For the first 20 years or so that we lived in Hollin Hills I would sometimes balance myself on a half-buried
dome-shaped rock while contemplating Nature from the top of our driveway. When eventually this rock
had to be removed to make room for an herb garden, I placed it above ground as an ornamental. Then one
day my eye caught the streaks on its side. Going for closer look, I happened to turn the domed side down,
revealing for the first time that the other side was nearly flat and had a raised rim around its circumference
and that the streaks ran from the domed side “backwards” in wind-tunnel-like fashion (Fig. 11A).

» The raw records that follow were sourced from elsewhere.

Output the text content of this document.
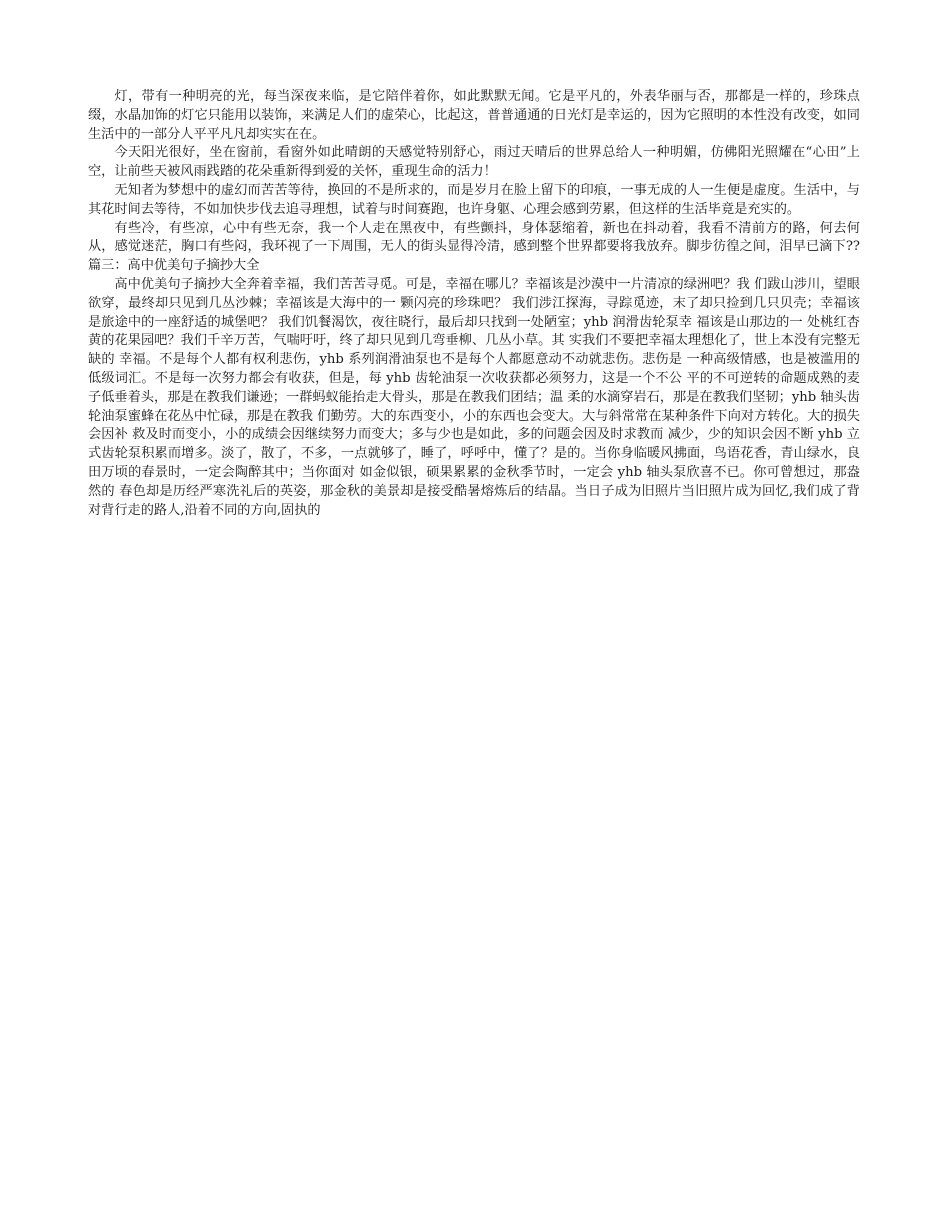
灯，带有一种明亮的光，每当深夜来临，是它陪伴着你，如此默默无闻。它是平凡的，外表华丽与否，那都是一样的，珍珠点缀，水晶加饰的灯它只能用以装饰，来满足人们的虚荣心，比起这，普普通通的日光灯是幸运的，因为它照明的本性没有改变，如同生活中的一部分人平平凡凡却实实在在。

今天阳光很好，坐在窗前，看窗外如此晴朗的天感觉特别舒心，雨过天晴后的世界总给人一种明媚，仿佛阳光照耀在“心田”上空，让前些天被风雨践踏的花朵重新得到爱的关怀，重现生命的活力！

无知者为梦想中的虚幻而苦苦等待，换回的不是所求的，而是岁月在脸上留下的印痕，一事无成的人一生便是虚度。生活中，与其花时间去等待，不如加快步伐去追寻理想，试着与时间赛跑，也许身躯、心理会感到劳累，但这样的生活毕竟是充实的。

有些冷，有些凉，心中有些无奈，我一个人走在黑夜中，有些颤抖，身体瑟缩着，新也在抖动着，我看不清前方的路，何去何从，感觉迷茫，胸口有些闷，我环视了一下周围，无人的街头显得冷清，感到整个世界都要将我放弃。脚步彷徨之间，泪早已滴下??篇三：高中优美句子摘抄大全

高中优美句子摘抄大全奔着幸福，我们苦苦寻觅。可是，幸福在哪儿？幸福该是沙漠中一片清凉的绿洲吧？我 们跋山涉川，望眼欲穿，最终却只见到几丛沙棘；幸福该是大海中的一 颗闪亮的珍珠吧？ 我们涉江探海，寻踪觅迹，末了却只捡到几只贝壳；幸福该是旅途中的一座舒适的城堡吧？ 我们饥餐渴饮，夜往晓行，最后却只找到一处陋室；yhb 润滑齿轮泵幸 福该是山那边的一 处桃红杏黄的花果园吧？我们千辛万苦，气喘吁吁，终了却只见到几弯垂柳、几丛小草。其 实我们不要把幸福太理想化了，世上本没有完整无缺的 幸福。不是每个人都有权利悲伤，yhb 系列润滑油泵也不是每个人都愿意动不动就悲伤。悲伤是 一种高级情感，也是被滥用的低级词汇。不是每一次努力都会有收获，但是，每 yhb 齿轮油泵一次收获都必须努力，这是一个不公 平的不可逆转的命题成熟的麦子低垂着头，那是在教我们谦逊；一群蚂蚁能抬走大骨头，那是在教我们团结；温 柔的水滴穿岩石，那是在教我们坚韧；yhb 轴头齿轮油泵蜜蜂在花丛中忙碌，那是在教我 们勤劳。大的东西变小，小的东西也会变大。大与斜常常在某种条件下向对方转化。大的损失会因补 救及时而变小，小的成绩会因继续努力而变大；多与少也是如此，多的问题会因及时求教而 减少，少的知识会因不断 yhb 立式齿轮泵积累而增多。淡了，散了，不多，一点就够了，睡了，呼呼中，懂了？是的。当你身临暖风拂面，鸟语花香，青山绿水，良田万顷的春景时，一定会陶醉其中；当你面对 如金似银，硕果累累的金秋季节时，一定会 yhb 轴头泵欣喜不已。你可曾想过，那盎然的 春色却是历经严寒洗礼后的英姿，那金秋的美景却是接受酷暑熔炼后的结晶。当日子成为旧照片当旧照片成为回忆,我们成了背对背行走的路人,沿着不同的方向,固执的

Being
familiar with button tektites (e.g., Glass, 1984), it took me only seconds to conclude that this rock must be a
meteorite. But its color was all wrong for a chondrite; in fact, it looked to me like granite. I knew then that
I possibly had in my lap a meteorite from a terrestrial planet (Gladman et al., 1996), maybe even our own! I
became so excited that I spread the story far and wide to scientists I thought surely would be professionally
interested. But, perhaps not surprisingly (Mitroff, 1975; Griscom, 1994), my story was universally met by
disinterest or outright disbelief, even after some looked closely at my objects. So for the past 9 years I have
been the sole researcher of this 27-kg rock. However, no one has been paying me to do this, and I’ve had
much else on my platter ...so I must make these excuses for the paucity of results I have to report below.
The anterior (domed) surface differs from the rest of the rock by showing a faint orange coloration
reminiscent of the orange or orange-brown outer crusts on the objects found in the Hollin Hills diamicton –
and probably for the same reason. From inspection with a hand lens, it appeared to me that the sub-parallel
streaks on its sides might be melted biotite. So, I tried and succeeded in replicating such an effect by
applying a well-tuned H2-O2 torch (2,800° C) tangentially to a freshly fractured sample of biotite granite.
By sheer coincidence, it turns out that the temperature of the Apollo command-module heat shields rose to
2,800° C on reentry (Allday, 2000). And, if any further proof of my conclusions were needed, Deer et al.
(1966) state that, while biotite is often the first granitic mineral to crystallize in magmas at depth, it also has
the lowest melting point at atmospheric pressure.